While reading John Rice's Mathematical Statistics and Data Analysis (3rd edition) and I came across this theorem in Chapter 9 (page 338):
Suppose that for every $\theta_0$ in $\Theta$ there is test at level $\alpha$ of the hypothesis $H_0:\theta = \theta_0$. Denote the acceptance region of the test $A(\theta_0)$. Then the set $$C({\bf X}) = \{\theta : {\bf X} \in A(\theta)\}$$ is a $100(1-\alpha)\%$ confidence region for $\theta$.
Can someone help me understand this statement? What does $C({\bf X})$ look like? An example would be very helpful.
Best Answer
Let $X_1, X_2, \dots, X_9$ be a random sample from $\mathsf{Norm}{\mu, \sigma=15},$ with unknown mean $\mu.$ Suppose $\bar X = \frac{1}{9} \sum_{i=1}^9 X_i = 92.20225$ be the sample mean, as for the fictitious data sampled in R below.
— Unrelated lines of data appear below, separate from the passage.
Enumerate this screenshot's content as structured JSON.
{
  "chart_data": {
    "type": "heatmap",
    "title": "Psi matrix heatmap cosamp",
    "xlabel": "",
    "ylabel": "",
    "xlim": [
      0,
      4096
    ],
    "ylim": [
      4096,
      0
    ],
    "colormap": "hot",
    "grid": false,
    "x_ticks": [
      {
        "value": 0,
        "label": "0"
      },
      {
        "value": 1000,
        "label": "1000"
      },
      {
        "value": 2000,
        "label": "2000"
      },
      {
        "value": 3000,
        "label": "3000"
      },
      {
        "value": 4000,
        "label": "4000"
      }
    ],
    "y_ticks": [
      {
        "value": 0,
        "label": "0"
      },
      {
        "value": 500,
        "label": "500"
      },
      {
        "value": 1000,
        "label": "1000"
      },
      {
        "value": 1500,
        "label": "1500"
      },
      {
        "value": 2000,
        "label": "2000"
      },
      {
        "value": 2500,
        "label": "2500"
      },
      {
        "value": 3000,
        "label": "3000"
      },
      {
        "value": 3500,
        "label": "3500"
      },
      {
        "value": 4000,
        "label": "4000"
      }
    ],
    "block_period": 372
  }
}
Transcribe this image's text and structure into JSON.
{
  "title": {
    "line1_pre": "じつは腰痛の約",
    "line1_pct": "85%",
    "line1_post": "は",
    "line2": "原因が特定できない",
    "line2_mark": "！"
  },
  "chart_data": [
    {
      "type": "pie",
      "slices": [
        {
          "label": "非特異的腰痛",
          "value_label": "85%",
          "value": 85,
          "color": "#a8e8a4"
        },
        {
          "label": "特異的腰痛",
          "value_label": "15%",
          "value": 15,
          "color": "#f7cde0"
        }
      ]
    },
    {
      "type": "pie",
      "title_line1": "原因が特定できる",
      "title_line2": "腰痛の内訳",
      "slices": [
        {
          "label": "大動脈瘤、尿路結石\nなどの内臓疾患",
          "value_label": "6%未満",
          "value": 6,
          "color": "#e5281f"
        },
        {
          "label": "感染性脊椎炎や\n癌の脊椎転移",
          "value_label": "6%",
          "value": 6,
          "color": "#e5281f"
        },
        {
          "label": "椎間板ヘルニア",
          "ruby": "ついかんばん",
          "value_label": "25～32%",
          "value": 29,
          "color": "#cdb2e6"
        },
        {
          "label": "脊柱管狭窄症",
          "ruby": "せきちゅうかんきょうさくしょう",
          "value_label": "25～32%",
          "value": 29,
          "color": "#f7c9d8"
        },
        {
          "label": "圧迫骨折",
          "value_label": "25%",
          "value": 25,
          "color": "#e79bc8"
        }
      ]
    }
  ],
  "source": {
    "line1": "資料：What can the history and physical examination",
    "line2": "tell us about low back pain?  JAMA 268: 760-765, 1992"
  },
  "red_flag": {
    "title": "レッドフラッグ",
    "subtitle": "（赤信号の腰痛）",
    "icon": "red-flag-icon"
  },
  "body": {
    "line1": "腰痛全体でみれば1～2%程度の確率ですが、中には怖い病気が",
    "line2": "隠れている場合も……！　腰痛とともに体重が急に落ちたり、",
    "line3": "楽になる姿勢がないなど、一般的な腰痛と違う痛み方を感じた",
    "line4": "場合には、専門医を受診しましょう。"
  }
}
Of course, in a real application, we would not know the true population mean. Suppose we want to test $H_0: \mu=100$ against $H_a: \mu \ne 100$ at the 5% level.
Then the test statistic is $Z = \frac{\bar X - 100}{15/3} = -1.559549,$ as computed below.
In terms of $Z,$ the acceptance region is $|Z| < 1.959964.$ So, we do not reject $H_0.$
A corresponding 95% confidence interval for $\mu$ is of the form $$\bar X \pm 1.959964\frac{\sigma}{\sqrt{n}},$$ which is $(82.40243, 102.00207).$
In terms of the test statistic $Z,$ the endpoints of this CI are the endpoints of the 'acceptance' region.
In effect, on the scale of the data, the confidence interval consists of the 'acceptable' values of $\bar X.$